Figure 6. CTBP1 expression correlates with response to chemotherapy, and its loss sensitizes to chemotherapy and enhances epithelial-like state

(A) CTBP1 expression in anthracycline treated breast cancer patients from GSE16446 with no response to treatment (n = 98) or pathologic complete response (n = 16). (B) Kaplan Meier survival curve representing the percentage distant metastasis-free survival in breast cancer patients treated with anthracyclines based on CTBP1 median expression levels in GSE16446 dataset (n = 106). (C) CTBP1 expression in patients with no distant metastasis (n = 94) or with distant metastasis (n = 28) among breast cancer patients treated with chemotherapy from GSE58644. (D) Effect of CTBP1 knockdown on the response of MDA-MB-231 cells to doxorubicin. Cells were transfected with siAllStar, siCTBP1–1 or siCTBP1–2 and treated with increasing concentrations of doxorubicin. n = 4. (E and F) 231.Ctrl or 231.miR644a cells were transfected with Ctrl open reading frame (ORF) or CTBP1 ORF in mentioned combination to rescue the CTBP1 expression. Western Blot analysis showing rescue of CTBP1 expression in MDA-MB-231 (E). Effect of CTBP1 rescue on viability of MDA-MB-231 cells (F). (G) Bar graph showing the effect of CTBP1 rescue as shown in (F) on the response of MDA-MB-231 to 4 different doses of doxorubicin. n = 4. (H) qRT-PCR analysis of CTBP1 expression in xenografts sensitive or resistant to doxorubicin that were previously used to test the changes in miR-644a levels upon drug resistance (Figure 3C). n = 3. (I) qRT-PCR analysis of epithelial and mesenchymal marker gene expression in MCF-12A cells upon CTBP1 rescue by miR-644a inhibitor and further knockdown by siCTBP1.

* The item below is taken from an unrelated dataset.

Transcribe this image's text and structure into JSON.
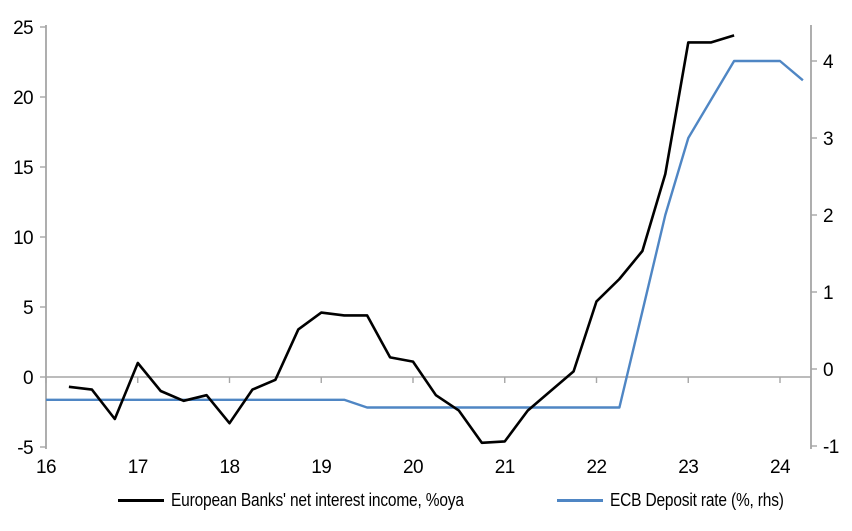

Figure 7. miR-644a/CTBP1-mediated wild type or mutant p53 upregulation acts as a switch on G1-arrest or apoptosis, and CTBP1 expression predicts survival of patients with p53 mutation

(A and B) Enrichment plots of patients from GSE22220 with high miR-644a levels (n = 105). Among patients with high miR-644a, genes annotated to Apoptosis (A) and Regulation of Apoptosis (B) pathways in Reactome were significantly enriched in p53-mut group as compared to p53-wt group. (C) Western Blot analysis showing the regulation of p53 in MDA-MB-231 (left) and MCF-7 cells (right) upon miR-644a overexpression or CTBP1 knockdown. (D and E) qRT-PCR (D) and western blot (E) analysis of p21 and Noxa gene expression in MDA-MB-231 and MCF-7 cells upon miR-644a overexpression or CTBP1 knockdown. (F–K) Changes in the apoptotic index based on Caspase-3 cleavage in p53-wt MCF-7 cells transfected with miR-644a (G) or siCTBP1–1, siCTBP1–2 (J) together with mut-p53 ORF. Regulation of Noxa expression upon miR-644a overexpression (H) or CTBP1 knockdown (K) in the presence of mut-p53 was shown with qRT-PCR analysis. Overexpression of mut-p53 in p53-wt MCF-7 cells was confirmed with Western Blot analysis (F and I). (L) Western blot analysis showing CTBP1, p53, Noxa and p21 expression upon miR-644a upregulation using mimics in 6 different breast cancer cell lines. (M and N) Kaplan Meier survival curves of breast cancer patients with p53 mutation based on CTBP1 median expression levels in datasets GSE58644 (n = 98) representing percentage distant metastasis-free survival (M) and in GSE19536 (n = 32) representing percentage systemic relapse-free survival (N). (O and P) Kaplan Meier survival curve of breast (O) and ovarian (P) cancer patients with p53 mutation based on ‘best cut-off’ for CTBP1 expression levels in KM Plotter (n = 188 for O, n = 258 for P) representing percentage relapse-free (O) and post-progression (P) survival. (Q) Schematic description of miR-644a/CTBP1/p53 axis-mediated drug resistance by simultaneous modulation of cell survival and EMT in p53-wt (left) and p53-mut (right) cells.